Ce Maman amoureuse de tous les enfants de Lucas Méthé chez Actes Sud BD, quelle belle continuation à Papa Maman Fiston !
L’auteur annonce un troisième tome de ses étranges fantaisies pastorales pour l’automne 2021, quelle bonne nouvelle ! Tout au plaisir de ma lecture, je me disais ça, qu’œuvrer, c’est ça, c’est laisser l’œuvre advenir contre tout ce qui l’empêche. Et il faut parfois du temps pour se libérer des entraves et pour laisser la machine fonctionner pour elle, selon elle et par elle. Oui, il faut parfois du temps pour accepter que rien ne doive prévaloir sur la logique interne du monde que fabrique le récit. Et j’ai eu cette impression, vive et plaisante ici, que l’auteur laissait ses personnages inventer leur vie. Et quelle vie !
Moi qui n’arrive plus à lire les objets compassés, trop faits ou trop voulus — et pourtant, je lisais tout —, il m’en faut aujourd’hui pour me charmer et m’entraîner sans résistance. Alors, je suis le premier surpris par mon adhésion totale à cette proposition esthétique et narrative de Lucas Méthé. Et même si j’ai toujours suivi avec attention et intérêt ses publications, je n’imaginais pas qu’il se révélerait dans ce genre de parages, dans ces étranges fraîcheurs archaïques, ces jubilations panthéistes et ésotériques et… cet érotisme du paysage ! Comme si la quête spirituelle qui sous-tendait tous ses livres précédents aboutissait là, dans ces collines mythiques habitées par cette petite famille tout aussi mythique qui impose ses lois au monde, à la société et à la physique même. Que s’est-il passé ? Une expansion, une libération, une épiphanie ? Clairement, quelque chose de réjouissant.
Ce second tome, de sa plus petite expression, le moindre trait, jusqu’aux somptueuses saynètes burlesques, vibre de sa vie propre et déroule les quêtes croisées de la maman glanant des enfants et du fiston dont les voyages interstellaires ont plus à voir avec ceux de Cyrano de Bergerac dans les empires de la Lune ou du Soleil qu’avec ceux de Jules Verne ou Tintin.
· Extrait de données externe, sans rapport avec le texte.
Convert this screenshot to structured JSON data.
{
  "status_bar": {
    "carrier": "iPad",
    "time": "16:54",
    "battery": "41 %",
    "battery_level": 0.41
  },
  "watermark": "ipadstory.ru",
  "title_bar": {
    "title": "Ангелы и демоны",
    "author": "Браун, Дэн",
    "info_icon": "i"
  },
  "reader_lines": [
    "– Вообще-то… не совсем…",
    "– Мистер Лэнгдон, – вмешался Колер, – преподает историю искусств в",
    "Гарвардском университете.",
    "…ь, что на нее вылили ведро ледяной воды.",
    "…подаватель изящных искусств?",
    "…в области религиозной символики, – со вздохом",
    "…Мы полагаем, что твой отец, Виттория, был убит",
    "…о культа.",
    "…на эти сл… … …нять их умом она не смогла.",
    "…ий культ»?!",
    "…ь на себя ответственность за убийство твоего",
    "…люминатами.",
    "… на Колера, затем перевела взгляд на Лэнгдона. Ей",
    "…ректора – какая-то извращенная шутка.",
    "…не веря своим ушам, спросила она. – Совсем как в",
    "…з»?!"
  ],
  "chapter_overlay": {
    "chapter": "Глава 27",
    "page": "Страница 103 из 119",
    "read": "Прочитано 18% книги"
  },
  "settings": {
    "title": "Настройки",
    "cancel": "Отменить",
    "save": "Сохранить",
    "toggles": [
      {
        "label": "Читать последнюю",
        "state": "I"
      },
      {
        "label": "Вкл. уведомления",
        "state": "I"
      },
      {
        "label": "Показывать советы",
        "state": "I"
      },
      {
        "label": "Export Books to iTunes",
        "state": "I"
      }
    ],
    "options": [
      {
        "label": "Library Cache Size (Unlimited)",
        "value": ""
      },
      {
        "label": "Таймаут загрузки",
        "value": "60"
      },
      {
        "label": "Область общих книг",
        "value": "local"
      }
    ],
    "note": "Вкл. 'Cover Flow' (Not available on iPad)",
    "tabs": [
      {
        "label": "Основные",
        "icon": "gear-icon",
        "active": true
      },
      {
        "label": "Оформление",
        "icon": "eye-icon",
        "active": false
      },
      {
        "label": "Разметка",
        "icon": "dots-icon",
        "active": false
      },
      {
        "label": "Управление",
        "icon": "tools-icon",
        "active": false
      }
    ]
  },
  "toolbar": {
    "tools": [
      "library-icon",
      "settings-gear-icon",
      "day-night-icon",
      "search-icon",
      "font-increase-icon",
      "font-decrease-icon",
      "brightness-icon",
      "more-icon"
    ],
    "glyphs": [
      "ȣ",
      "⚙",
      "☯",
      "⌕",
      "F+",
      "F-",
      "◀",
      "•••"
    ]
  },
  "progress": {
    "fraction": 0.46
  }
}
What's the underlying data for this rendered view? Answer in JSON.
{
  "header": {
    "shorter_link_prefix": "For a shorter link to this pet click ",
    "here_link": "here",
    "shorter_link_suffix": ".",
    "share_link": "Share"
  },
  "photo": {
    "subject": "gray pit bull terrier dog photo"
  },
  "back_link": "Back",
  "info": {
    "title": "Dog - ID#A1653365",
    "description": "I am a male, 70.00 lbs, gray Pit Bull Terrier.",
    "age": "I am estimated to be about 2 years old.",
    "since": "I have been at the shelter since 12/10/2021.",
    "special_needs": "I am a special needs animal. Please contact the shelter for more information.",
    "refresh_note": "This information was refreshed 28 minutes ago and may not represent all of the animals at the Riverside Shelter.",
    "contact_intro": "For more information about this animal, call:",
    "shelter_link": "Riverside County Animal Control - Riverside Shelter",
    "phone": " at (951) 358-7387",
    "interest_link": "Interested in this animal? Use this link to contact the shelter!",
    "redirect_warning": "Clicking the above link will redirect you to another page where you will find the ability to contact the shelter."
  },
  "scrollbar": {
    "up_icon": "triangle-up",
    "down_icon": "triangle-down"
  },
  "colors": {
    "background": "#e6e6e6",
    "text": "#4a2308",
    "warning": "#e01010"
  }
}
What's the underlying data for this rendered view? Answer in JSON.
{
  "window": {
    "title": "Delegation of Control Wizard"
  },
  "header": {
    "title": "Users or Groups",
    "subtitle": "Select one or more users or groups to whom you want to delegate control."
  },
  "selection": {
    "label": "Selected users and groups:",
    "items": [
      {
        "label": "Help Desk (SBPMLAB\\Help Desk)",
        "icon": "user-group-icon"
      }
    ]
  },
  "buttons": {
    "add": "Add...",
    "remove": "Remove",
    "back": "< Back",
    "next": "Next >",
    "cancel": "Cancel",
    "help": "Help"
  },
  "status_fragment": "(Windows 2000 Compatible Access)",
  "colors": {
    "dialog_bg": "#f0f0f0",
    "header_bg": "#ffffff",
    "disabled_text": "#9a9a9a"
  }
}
Évocation, tiens, qui me rappelle que Cyrano nomme « amour » (entre les astres) l’attraction universelle qui n’a pourtant pas encore été découverte.
Tout aussi riche que le premier en évocations, réminiscences, lectures, sous-lectures entremêlées et interprétations possibles, ce volume démontre qu’il y a plusieurs manières de raconter sa vie, et celle-ci, enfant du surréalisme, a la vertu d’élever le biographique à la hauteur du mythe. Entre les cycles de mort et renaissance pas fusion des corps avec les éléments et cette étrange biquette, « seconde mère » fabriquant un barrage-utérus que le père va pénétrer et qui mériterait à elle seule une exégèse ; entre les voyages initiatiques de la mère ou du fils ; entre cette histoire de regard double et les apprentissages du bébé, il serait tentant d’invoquer autant l’alchimie que la psychanalyse. Mais je préfère pour l’instant en rester au premier charme de ma première lecture et attendre patiemment le troisième opus. Et plus je feuillette ce livre, et plus je le trouve riche et fructueux, sans négliger d’ailleurs ces poèmes qui scandent les récits, et qui, paradoxe, sonnent comme un manifeste pour une bande dessinée émancipée des genres et poétiquement libre.